Cons: There are almost too many counterarguments to the WP methodology to list here. In fact, since it has already been done so well, I will refer you to this topic at the APBRmetrics forum, where a lot of smart, analytically capable people tear into Berri's work.
To this, I would only add a few specific criticisms: First, Berri's model weighs rebounding extremely strongly--many would say he overweights the value of a rebound--and this leads to findings such as Dennis Rodman being more valuable (per-minute) than Michael Jordan. (Edit: Apparently, Berri modified his methods for the publication of WoW, and at such time, he identified Jordan as the better of the two. See this post.) Findings such as these have been roundly criticized by essentially everyone, but I am willing to concede at least the theoretical possibility that they are true. My main problem is that the author's typical response to such criticism has been to refer to the econometric work performed in his book and various articles, claiming objectivity--in other words, Berri is just the messenger, the numbers themselves reveal the actual truth, and the actual truth indicates Rodman > Jordan.
This, to me, appears to be a cop-out. (Be advised that I have not read Berri's book or articles, seen his regression output, or attempted to replicate his results--as such, my critique should be taken with a large grain of salt.) Others have suggested that Berri's work fails the "smell test," as in, its results are so illegitimate as to seem suspicious. The term I would use is that Berri's model lacks "face validity;" it does not appear to measure what it purports to measure.
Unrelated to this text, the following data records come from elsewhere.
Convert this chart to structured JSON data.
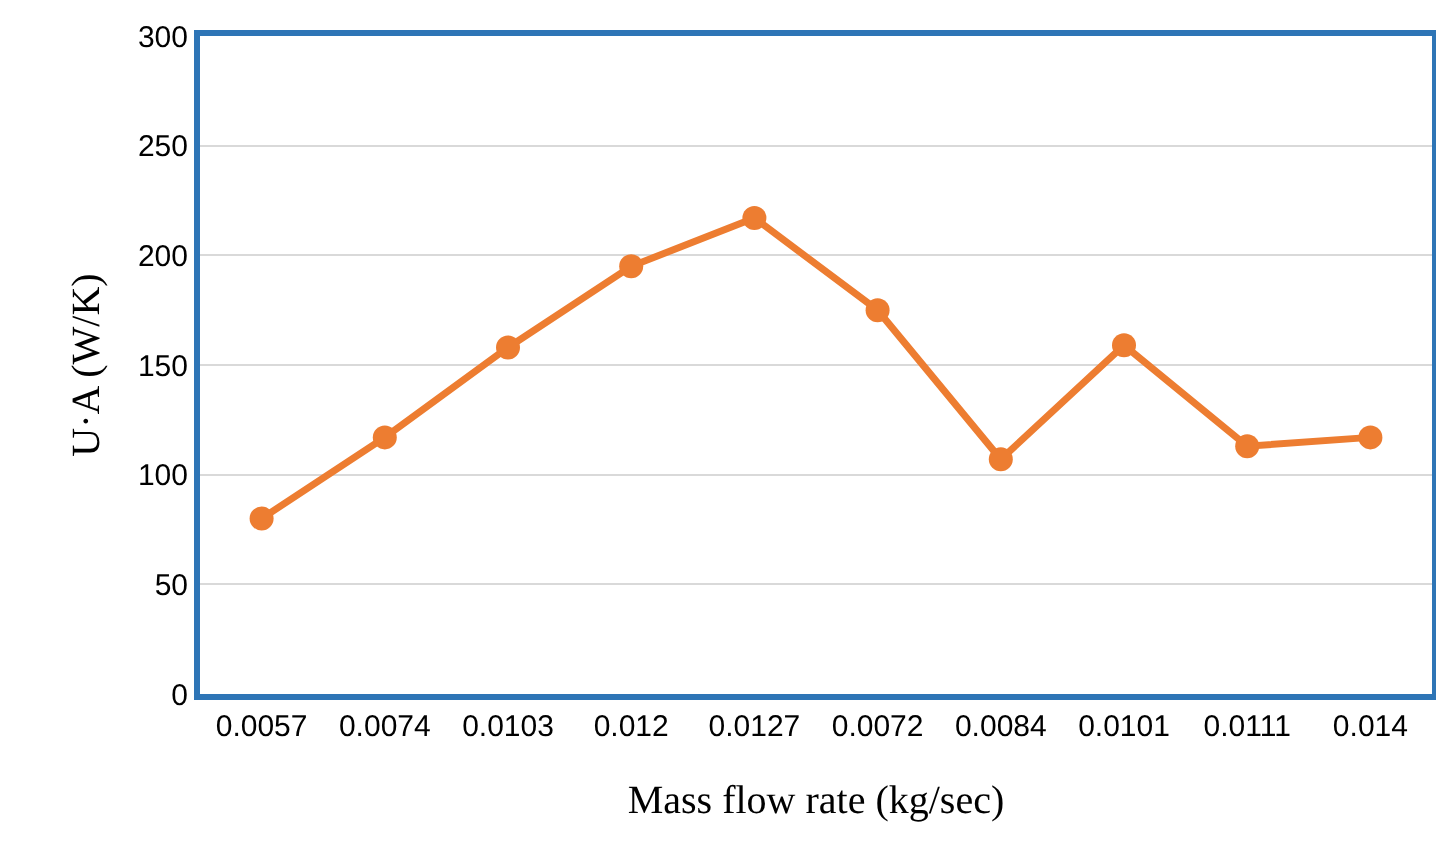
{
  "chart_data": {
    "type": "line",
    "categories": [
      "0.0057",
      "0.0074",
      "0.0103",
      "0.012",
      "0.0127",
      "0.0072",
      "0.0084",
      "0.0101",
      "0.0111",
      "0.014"
    ],
    "series": [
      {
        "color": "#ed7d31",
        "values": [
          80,
          117,
          158,
          195,
          217,
          175,
          107,
          159,
          113,
          117
        ]
      }
    ],
    "xlabel": "Mass flow rate (kg/sec)",
    "ylabel": "U·A (W/K)",
    "ylim": [
      0,
      300
    ],
    "yticks": [
      0,
      50,
      100,
      150,
      200,
      250,
      300
    ],
    "grid": "y",
    "legend": false,
    "marker": "circle",
    "line_style": "solid"
  }
}
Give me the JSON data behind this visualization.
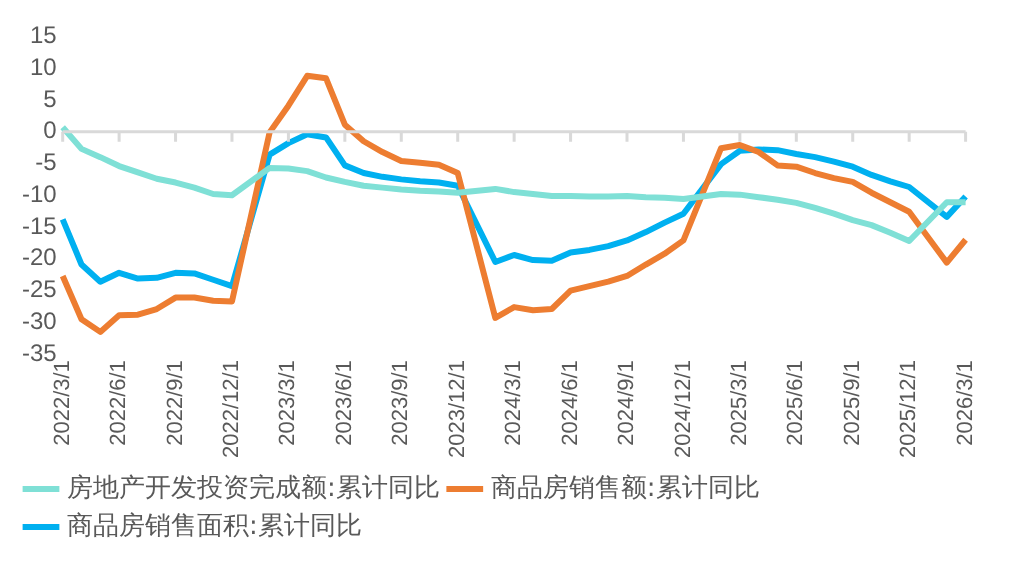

Further, Berri's deflection of responsibility to the regression seems somewhat delusory. It is well-known to almost anyone who has performed such analysis that regression models can be fit to support almost any conclusion. I could show you, for example, an example in which the mere inclusion or exclusion of an intercept term in a model changes the coefficients of the other predictors from insignificant to significant. It is not my intention to "pick a fight" with Berri's analysis, because his work appears very thorough and reasonably well thought-out, and I have not read it. However, passing the buck of responsibility for his results to the regression itself seems somewhat disingenuous.
I am sure there are substantial swaths of existing analytic literature that I have not covered here, as well as numerous names which I have not mentioned. Their exclusion was not intentional, except as I have only limited time to assess and discuss an essentially infinite body of work. I have elected instead to examine some of the more widely-known and used methodologies, with an eye toward familiarizing the "uninitiated" with some of the basics. I would also add the caveat that a wise person takes into account multiple sources of information and various perspectives in making any assessment or decision, and the truly wise see folly in trying to encapsulate the entirety of one player's value in a single number.
Next week, I plan on introducing a novel value metric, which has some of the strengths and some of the weaknesses embodied in each of the above-discussed measures, and blithely commits the folly of distilling value into a single number. I hope I have made some progress here toward justifying the creation of yet another statistic, and if not, I hope you will indulge me, as that's exactly what I've done.